Friday, September 17, 2010

Is Nathan Deal Electable?

Nathan Deal wants to become Georgia's next governor, but is he electable?

Right now I would say NO!

First he is under investigation for violated House rules by interfering with a state contract involving a business he owned, a unanimous decision that could hurt Deal’s political career. The report, issued by the Office of Congressional Ethics, alleges Deal met with state officials to allow his company to continue conducting vehicle inspections on GA’s behalf. The program, according to the allegation, “generated significant personal financial benefit for him and a business partner.”

The 138-page report details how Mr. Deal and his chief of staff intervened in 2008 and 2009 on behalf of the company, Recovery Services Inc., also known as Gainesville Salvage and Disposal. The report also said Mr. Deal had improperly failed to disclose that he was a corporate officer at the company, meaning that the $75,000 he earned from the business in 2008 violated a House limit on members’ outside income.

Recently he released his tax returns, but not those related to his business dealings that has him in hot water right now.

And yesterday he amended his financial disclosure form on Thursday after facing questions from The Associated Press about two active loans worth a combined $2.85 million that did not appear on the document. This is more financial bad news for Deal who acknowledged he is facing economic turmoil from a bad investment in his daughter's failed sporting good business. The Atlanta Journal Constitution reported on Wednesday that Deal faces a Feb. 1 deadline to pay back a $2.3 million bank loan for the venture. His daughter and son-in-law declared bankruptcy. Deal and his wife, Sandra, are trying to sell their Gainesville home to help satisfy the debt.
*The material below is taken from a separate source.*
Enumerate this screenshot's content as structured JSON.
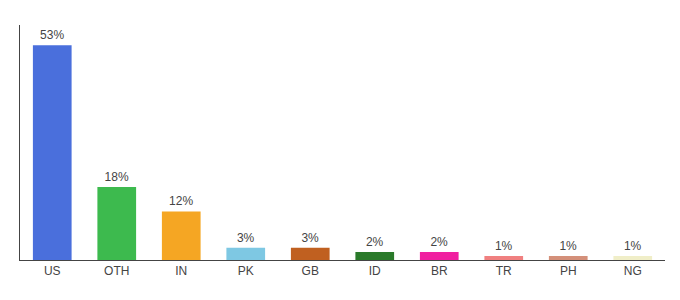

The loans from a pair of banks were made to Deal and his business partner Kenneth Cronan in 2009 but were not included on the financial disclosure Deal filed with the state Ethics Commission for that period.

Yes times are hard, & there are alot of people who are in deep trouble financially like Nathan Deal & may feel sorry for Deal, but will Georgians, who are concerned about their own financial security elect someone who doesn't have his own financial house in order? And will they even consider electing someone, whose fate is unknown when it comes to ethics violations concerning his Auto Salvage Business, in which an indictment could come down at any time before the November elections?

Deal has baggage no doubt about that & this latest revelation is just another skeleton that has arisen out of Nathan Deal's closest! This is the time to question Deal's fiscal responsibility.

Electing Nathan Deal as governor is too risky for Georgia when we have problems with our schools, the lack of job creation, high unemployment, tax increases, water issues & more.